娘を想う母の最期の望み。自分が手放してしまった自分自身で選び取る人生を、娘には生きてほしかったのかもしれない。

「彼女は決して自分に嘘をついて弁護士になろうとしたわけではありません」

降谷がそう言うと、初めて局長の顔が驚きに染まった。

「嘘でも遠慮でもなかったんです。ただ……本音で生きることがわからなくなっていただけです」

自分に正直に生きることなど彼女の選択肢にはなかった。冷静に考えて最良だと思う道を選ぶことが彼女にとっての必然だった。それが母親の目にどう見えていたのか彼女は知る由もない。

「初耳だな」
「当時は苗字も自覚していたわけではないようなので。今思えばそうだった、と」
「それを君に?」
「はい」

眩しそうに目を細めて降谷を見つめる男は、強面で有名な局長ではなかった。こんな風に年上の人間に微笑まれることに降谷は慣れていない。困惑していると局長は手に持っていたファイルで軽く降谷の頭を叩いた。

「あの子を泣かせないでくれよ」

優しい声だった。返事をする間もなく目の前で閉じた扉は局長室のものだ。話に夢中になるうちにここまで来てしまったようだ。

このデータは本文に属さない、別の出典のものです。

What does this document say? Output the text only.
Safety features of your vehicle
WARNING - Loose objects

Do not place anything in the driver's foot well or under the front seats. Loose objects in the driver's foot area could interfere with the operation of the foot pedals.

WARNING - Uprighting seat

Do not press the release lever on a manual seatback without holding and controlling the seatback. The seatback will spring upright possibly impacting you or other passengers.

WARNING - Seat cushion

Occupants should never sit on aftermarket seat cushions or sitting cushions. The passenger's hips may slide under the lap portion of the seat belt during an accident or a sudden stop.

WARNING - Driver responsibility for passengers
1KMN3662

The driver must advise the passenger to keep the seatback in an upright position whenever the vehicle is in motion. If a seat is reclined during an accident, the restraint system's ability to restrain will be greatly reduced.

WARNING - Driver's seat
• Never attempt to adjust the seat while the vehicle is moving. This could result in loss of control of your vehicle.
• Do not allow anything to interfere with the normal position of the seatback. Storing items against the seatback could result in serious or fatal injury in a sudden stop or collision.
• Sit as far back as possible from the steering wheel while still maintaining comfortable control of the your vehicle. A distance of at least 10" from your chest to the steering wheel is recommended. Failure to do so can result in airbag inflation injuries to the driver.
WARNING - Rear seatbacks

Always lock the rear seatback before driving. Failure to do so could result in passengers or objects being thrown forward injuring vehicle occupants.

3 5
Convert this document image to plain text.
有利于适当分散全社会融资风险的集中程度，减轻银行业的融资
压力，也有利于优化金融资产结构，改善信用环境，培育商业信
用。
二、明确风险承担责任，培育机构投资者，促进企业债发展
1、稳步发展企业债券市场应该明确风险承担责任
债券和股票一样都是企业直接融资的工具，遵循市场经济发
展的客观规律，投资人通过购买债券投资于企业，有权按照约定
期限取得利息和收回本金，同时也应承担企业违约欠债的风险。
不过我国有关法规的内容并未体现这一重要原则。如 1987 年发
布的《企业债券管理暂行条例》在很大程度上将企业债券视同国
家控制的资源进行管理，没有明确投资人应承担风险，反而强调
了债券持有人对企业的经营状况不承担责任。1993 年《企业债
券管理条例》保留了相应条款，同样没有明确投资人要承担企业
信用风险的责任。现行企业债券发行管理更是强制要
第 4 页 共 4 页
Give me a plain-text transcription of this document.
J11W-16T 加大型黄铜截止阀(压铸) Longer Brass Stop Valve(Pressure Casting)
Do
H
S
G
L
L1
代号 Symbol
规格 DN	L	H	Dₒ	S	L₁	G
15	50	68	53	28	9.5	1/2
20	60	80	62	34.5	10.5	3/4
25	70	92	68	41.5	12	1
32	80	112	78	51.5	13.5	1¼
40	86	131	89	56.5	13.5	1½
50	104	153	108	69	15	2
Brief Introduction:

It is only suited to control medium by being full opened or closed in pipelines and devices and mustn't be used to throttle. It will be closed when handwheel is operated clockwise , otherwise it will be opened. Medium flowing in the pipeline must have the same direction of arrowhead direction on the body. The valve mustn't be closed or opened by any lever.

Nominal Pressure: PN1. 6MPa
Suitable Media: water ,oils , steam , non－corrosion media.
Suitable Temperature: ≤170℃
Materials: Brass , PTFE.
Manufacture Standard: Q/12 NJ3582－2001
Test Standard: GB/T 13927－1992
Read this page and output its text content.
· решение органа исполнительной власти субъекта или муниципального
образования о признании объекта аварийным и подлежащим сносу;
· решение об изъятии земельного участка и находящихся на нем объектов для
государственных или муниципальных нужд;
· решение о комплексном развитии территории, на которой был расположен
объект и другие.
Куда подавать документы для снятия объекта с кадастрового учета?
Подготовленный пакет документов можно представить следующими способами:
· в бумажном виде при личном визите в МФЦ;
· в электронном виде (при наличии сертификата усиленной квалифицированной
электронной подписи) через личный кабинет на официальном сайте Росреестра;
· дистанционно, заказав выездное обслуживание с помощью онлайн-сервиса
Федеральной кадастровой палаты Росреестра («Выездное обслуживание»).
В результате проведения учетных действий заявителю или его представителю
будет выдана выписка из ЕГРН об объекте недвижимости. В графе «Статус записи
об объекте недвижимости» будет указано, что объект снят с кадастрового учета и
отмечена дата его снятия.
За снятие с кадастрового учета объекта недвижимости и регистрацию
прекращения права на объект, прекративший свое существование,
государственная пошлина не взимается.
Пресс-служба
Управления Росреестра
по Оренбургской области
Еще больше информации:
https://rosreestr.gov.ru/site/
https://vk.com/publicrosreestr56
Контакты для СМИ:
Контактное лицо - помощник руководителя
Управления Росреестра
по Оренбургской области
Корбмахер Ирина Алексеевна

(泣かせるなんて人聞きの悪い。第一泣かせたことなんて…)

怪我の痛みに耐えている時も自分の生い立ちを語る時も、瞳に影が落ちることや苦痛に顔が歪むことはあった。
だが一度たりとも降谷はそれを見たことがない。

(苗字の涙を僕は知らない)

そのことに初めて気づいた降谷は局長室の前で呆然と立ち尽した。